United People Party leader and Member of Parliament Rolando Brison, however, is convinced that the Landsverordening regelende de heffing en invordering van een logeergastenbelasting (National Ordinance for the levying and collection of a guest tax) allows for the collection of 5 percent tax from people renting via Airbnb and VRBO. MP Brison referred to Article 1 of the Ordinance, which states that “a direct tax is levied under the name “guest tax” with regard to staying in hotels, guest houses, pensions, apartments, houses or other buildings suitable for accommodation against payment in any form whatsoever by persons who are not included in the basic administration of St. Maarten.”

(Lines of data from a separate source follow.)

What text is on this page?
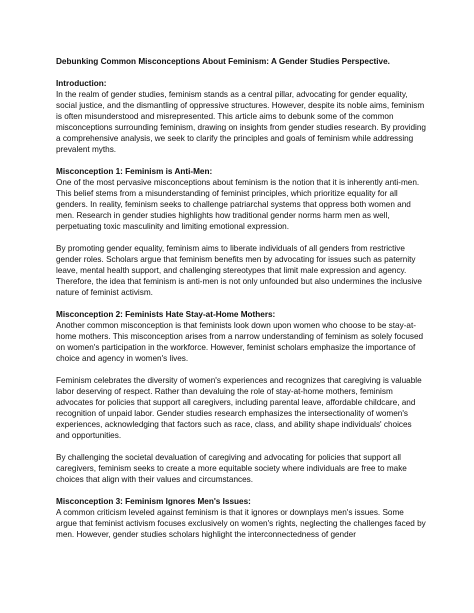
Debunking Common Misconceptions About Feminism: A Gender Studies Perspective.
Introduction:
In the realm of gender studies, feminism stands as a central pillar, advocating for gender equality, social justice, and the dismantling of oppressive structures. However, despite its noble aims, feminism is often misunderstood and misrepresented. This article aims to debunk some of the common misconceptions surrounding feminism, drawing on insights from gender studies research. By providing a comprehensive analysis, we seek to clarify the principles and goals of feminism while addressing prevalent myths.
Misconception 1: Feminism is Anti-Men:
One of the most pervasive misconceptions about feminism is the notion that it is inherently anti-men. This belief stems from a misunderstanding of feminist principles, which prioritize equality for all genders. In reality, feminism seeks to challenge patriarchal systems that oppress both women and men. Research in gender studies highlights how traditional gender norms harm men as well, perpetuating toxic masculinity and limiting emotional expression.

By promoting gender equality, feminism aims to liberate individuals of all genders from restrictive gender roles. Scholars argue that feminism benefits men by advocating for issues such as paternity leave, mental health support, and challenging stereotypes that limit male expression and agency. Therefore, the idea that feminism is anti-men is not only unfounded but also undermines the inclusive nature of feminist activism.

Misconception 2: Feminists Hate Stay-at-Home Mothers:
Another common misconception is that feminists look down upon women who choose to be stay-at-home mothers. This misconception arises from a narrow understanding of feminism as solely focused on women's participation in the workforce. However, feminist scholars emphasize the importance of choice and agency in women's lives.

Feminism celebrates the diversity of women's experiences and recognizes that caregiving is valuable labor deserving of respect. Rather than devaluing the role of stay-at-home mothers, feminism advocates for policies that support all caregivers, including parental leave, affordable childcare, and recognition of unpaid labor. Gender studies research emphasizes the intersectionality of women's experiences, acknowledging that factors such as race, class, and ability shape individuals' choices and opportunities.

By challenging the societal devaluation of caregiving and advocating for policies that support all caregivers, feminism seeks to create a more equitable society where individuals are free to make choices that align with their values and circumstances.

Misconception 3: Feminism Ignores Men's Issues:
A common criticism leveled against feminism is that it ignores or downplays men's issues. Some argue that feminist activism focuses exclusively on women's rights, neglecting the challenges faced by men. However, gender studies scholars highlight the interconnectedness of gender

According to MP Brison, government needs to start “sending letters to these units” and start “an educational program informing people (tourists) that they have to be tax compliant”. Equal to the government tax of 5 percent added to a hotel bill, the proof of payment for accommodation in a privately owned unit must also include the 5 percent, Brison said. “It is not a legal issue what you see in this budget, what you are seeing is a compliance effort.”

The MP does acknowledge that an amendment of the law is needed for Airbnb and VRBO to collect taxes on behalf of the Government of St. Maarten. “We have to write a legal clause that allows us to write tax collection agreements for the hotel tax directly with these websites like Expedia, Booking.com and also with Airbnb,” Brison said. “That would require some additional legislation to go into the tax collection agreement. But you don’t need that in order to collect, it would just make it easier to collect.”

Brison wants to see another amendment to the current tax system. “The room tax must be raised,” he said. “We have the lowest hotel tax in the entire Caribbean. While the Caribbean average is 12 percent, we charge only 5 percent.” The MP proposes an increase of the St. Maarten room tax to Caribbean standard, which requires parliamentary approval.